Abdolaye Thiandoum, a 30-year-old Senegalese fisherman, is staying in a house in Roquetas de Mar.Abdolaye Thiandoum, a 30-year-old Senegalese fisherman, staying in a house in Roquetas de Mar.MM

It smells like stew in Ataya’s house, a cellar in an apartment block where a corrala is hidden. Abdolaye Thiandoum, a 30-year-old fisherman, prepares food in a kitchen also full of boxes. Thiandoum arrived in Tenerife in September and passed through Gran Canaria, Malaga and later Almería. When his time in the reception center was over, a relative who lives in Madrid told him that he could find a life in Roquetas, but the only contact was Ataya. The boy shyly talks about his greatest success to date: “I feel encouraged. Today I went looking for a job and met a Senegalese man who was in my midst and who offered me to reinforce the plastics in the greenhouses.” The last person who took this job couldn’t stand it, but the offer came through and Thiandoum is still there.

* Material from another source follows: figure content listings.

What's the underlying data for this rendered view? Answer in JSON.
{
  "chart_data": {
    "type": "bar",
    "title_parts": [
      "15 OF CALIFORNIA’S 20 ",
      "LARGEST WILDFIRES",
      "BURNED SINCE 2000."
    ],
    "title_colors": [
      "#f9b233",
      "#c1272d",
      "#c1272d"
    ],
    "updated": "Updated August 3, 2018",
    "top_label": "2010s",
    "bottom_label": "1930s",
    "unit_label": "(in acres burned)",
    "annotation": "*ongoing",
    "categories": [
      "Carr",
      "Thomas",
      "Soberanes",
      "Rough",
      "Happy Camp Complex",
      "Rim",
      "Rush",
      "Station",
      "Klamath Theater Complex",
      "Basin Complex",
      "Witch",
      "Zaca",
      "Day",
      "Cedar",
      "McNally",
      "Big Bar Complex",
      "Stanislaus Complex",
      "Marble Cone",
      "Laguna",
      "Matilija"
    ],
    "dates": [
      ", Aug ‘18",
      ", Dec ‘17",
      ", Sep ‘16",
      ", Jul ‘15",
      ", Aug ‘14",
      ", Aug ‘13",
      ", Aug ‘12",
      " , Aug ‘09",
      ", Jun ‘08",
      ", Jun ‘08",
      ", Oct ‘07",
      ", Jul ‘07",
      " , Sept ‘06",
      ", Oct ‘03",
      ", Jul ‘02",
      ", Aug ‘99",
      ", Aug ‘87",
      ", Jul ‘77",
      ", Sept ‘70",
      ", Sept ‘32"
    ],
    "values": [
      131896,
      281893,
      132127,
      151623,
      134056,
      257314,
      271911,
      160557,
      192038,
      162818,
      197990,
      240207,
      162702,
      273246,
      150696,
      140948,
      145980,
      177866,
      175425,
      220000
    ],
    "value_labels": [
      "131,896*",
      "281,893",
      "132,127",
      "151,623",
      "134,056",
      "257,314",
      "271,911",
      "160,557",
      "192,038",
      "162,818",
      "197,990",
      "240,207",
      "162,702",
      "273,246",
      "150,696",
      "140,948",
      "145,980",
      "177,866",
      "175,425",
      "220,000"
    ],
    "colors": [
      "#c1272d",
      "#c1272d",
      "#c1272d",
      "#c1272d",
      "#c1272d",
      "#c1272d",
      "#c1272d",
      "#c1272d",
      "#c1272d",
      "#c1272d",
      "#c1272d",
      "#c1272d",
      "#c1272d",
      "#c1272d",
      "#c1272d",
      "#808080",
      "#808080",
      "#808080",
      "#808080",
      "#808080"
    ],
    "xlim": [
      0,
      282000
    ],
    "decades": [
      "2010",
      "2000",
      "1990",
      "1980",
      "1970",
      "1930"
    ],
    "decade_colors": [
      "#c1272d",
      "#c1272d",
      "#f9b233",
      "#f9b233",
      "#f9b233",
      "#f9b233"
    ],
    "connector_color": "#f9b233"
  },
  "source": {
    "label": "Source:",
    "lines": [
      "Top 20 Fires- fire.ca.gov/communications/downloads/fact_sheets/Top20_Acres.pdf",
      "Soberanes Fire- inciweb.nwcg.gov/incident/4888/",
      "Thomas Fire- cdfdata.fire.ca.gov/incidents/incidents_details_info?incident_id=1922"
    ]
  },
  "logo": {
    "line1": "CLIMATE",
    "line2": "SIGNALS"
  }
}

Bernard is always smiling, but when no one is looking at him, his expression changes and he becomes serious and worried. María Navarro tearfully offered him to go to his family’s house, but the Ghanaian did not want to bother and accepted an acquaintance’s offer to accommodate him, but ended up in a hut made of wood and cardboard, without bathroom, without water and in the cold. . A week later he was able to return to the hotel where he was received. The countdown activated again, but he gained a little more time to think about the plan to continue surviving.